Böyle düşünen bir gazeteci olarak, Türkiye’nin en önemli meselesini toplumsal figürler ve aktörler üzerinden tartışmaya açan Selin Ongun’un T24’teki “Güneydoğu’da neler oluyor” dizisi beni doğal olarak çok heyecanlandırmış, bu heyecanımı geçen yazımda sizlerle paylaşmıştım. Yine o yazıda, bugünkü yazımın konusunu da belirlemiştim: “Bu dizinin en önemli yanlarından biri olan, PKK ile bölgedeki İslami yapılanmaları kapıştırma çabaları...”
“İllegaliteye çekilmek isteniyoruz”
Bu, benim her zaman yüreğim ağzımda izlediğim konulardan biri... Dizideki, gerek “Fethullah Gülen hareketini ve PKK’yı çok iyi tanıyan” ismi açıklanmayan kişinin; gerek bir “Gülen okulu müdürü”nün; gerekse de eski Hizbullah’ın dayandığı toplumsal kesime dayanan, fakat şiddeti reddeden Mustazaflarla Dayanışma Derneği (Mustazafder) Başkanı Hüseyin Yılmaz’ın sözleri, bölgede meselenin birileri tarafından kaşındığını bir kez daha gösterdi.
Dizide “Gülen okulu müdürü” olarak geçen kişi şöyle diyor:
“Şimdi burada şöyle şeyler de konuşuluyor; PKK tarafından ciddi tehdit alan Gülen cemaati mensuplarının, Emniyet’ten yardım istediği, ancak Emniyet’in onlara ‘Silah taşıyın’ önerisinde bulunduğunu biliyoruz.
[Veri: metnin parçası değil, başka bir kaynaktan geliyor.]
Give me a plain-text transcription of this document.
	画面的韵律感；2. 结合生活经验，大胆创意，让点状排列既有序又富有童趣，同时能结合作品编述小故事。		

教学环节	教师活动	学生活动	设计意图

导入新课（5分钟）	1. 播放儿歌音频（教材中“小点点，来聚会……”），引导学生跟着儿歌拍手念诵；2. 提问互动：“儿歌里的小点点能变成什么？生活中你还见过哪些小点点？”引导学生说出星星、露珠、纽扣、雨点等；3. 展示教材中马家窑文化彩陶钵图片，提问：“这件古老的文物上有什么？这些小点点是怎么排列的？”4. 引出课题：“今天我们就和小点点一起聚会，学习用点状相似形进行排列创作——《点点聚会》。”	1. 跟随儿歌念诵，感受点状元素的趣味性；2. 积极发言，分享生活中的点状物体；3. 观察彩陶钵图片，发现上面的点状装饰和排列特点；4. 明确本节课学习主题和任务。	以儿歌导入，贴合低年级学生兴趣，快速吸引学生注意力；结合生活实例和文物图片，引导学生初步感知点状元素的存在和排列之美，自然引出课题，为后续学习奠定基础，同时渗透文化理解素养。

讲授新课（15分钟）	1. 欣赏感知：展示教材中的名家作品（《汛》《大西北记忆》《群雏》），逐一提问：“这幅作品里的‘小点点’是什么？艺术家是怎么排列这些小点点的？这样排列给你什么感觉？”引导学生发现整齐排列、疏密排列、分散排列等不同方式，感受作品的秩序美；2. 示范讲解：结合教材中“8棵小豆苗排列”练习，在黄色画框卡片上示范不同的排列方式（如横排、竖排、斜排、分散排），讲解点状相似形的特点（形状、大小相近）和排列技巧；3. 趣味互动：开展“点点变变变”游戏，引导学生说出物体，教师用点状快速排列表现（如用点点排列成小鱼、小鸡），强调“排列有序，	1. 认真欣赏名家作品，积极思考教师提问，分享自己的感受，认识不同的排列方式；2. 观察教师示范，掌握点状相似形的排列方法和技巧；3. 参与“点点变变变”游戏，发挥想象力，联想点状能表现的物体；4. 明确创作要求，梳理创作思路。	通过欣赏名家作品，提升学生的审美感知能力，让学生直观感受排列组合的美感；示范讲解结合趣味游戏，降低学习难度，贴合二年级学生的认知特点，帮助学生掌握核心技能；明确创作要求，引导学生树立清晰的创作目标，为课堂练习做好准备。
Akıl yürütelim; bir cemaat üyesi kendini korumak için silah taşırsa ve herhangi bir sıkıntılı durum anında bu silahı kullanırsa, ne olur? Türkiye ayağa kalkar; ‘Fethullahçılar adam öldürdü’ olur. Ve hareketin ‘illegal bir ağa’ oturtulmasına zemin açılabilir. (...)
Tabii bölgede oynanan oyunlar çok hassas, ince ayarlı işler. Bölgede MOSSAD olsun, değişik dış kaynaklar olsun; cirit atıyorlar. Fakat Hizbullah ve PKK’yı direkt karşı karşıya getirecek, vuruşturacak ortam daha oluşmadı. Ama oluşursa birbirlerini yerler.”
Mustazafder Genel Başkanı Hüseyin Yılmaz da aynı kaygıyı paylaşıyor:
“Son olarak Adana’da büromuz kurşunlandı. Bu saldırılara en sonunda silahla cevap verirsek ne olur; illegaliteye çekilmek isteniyoruz.”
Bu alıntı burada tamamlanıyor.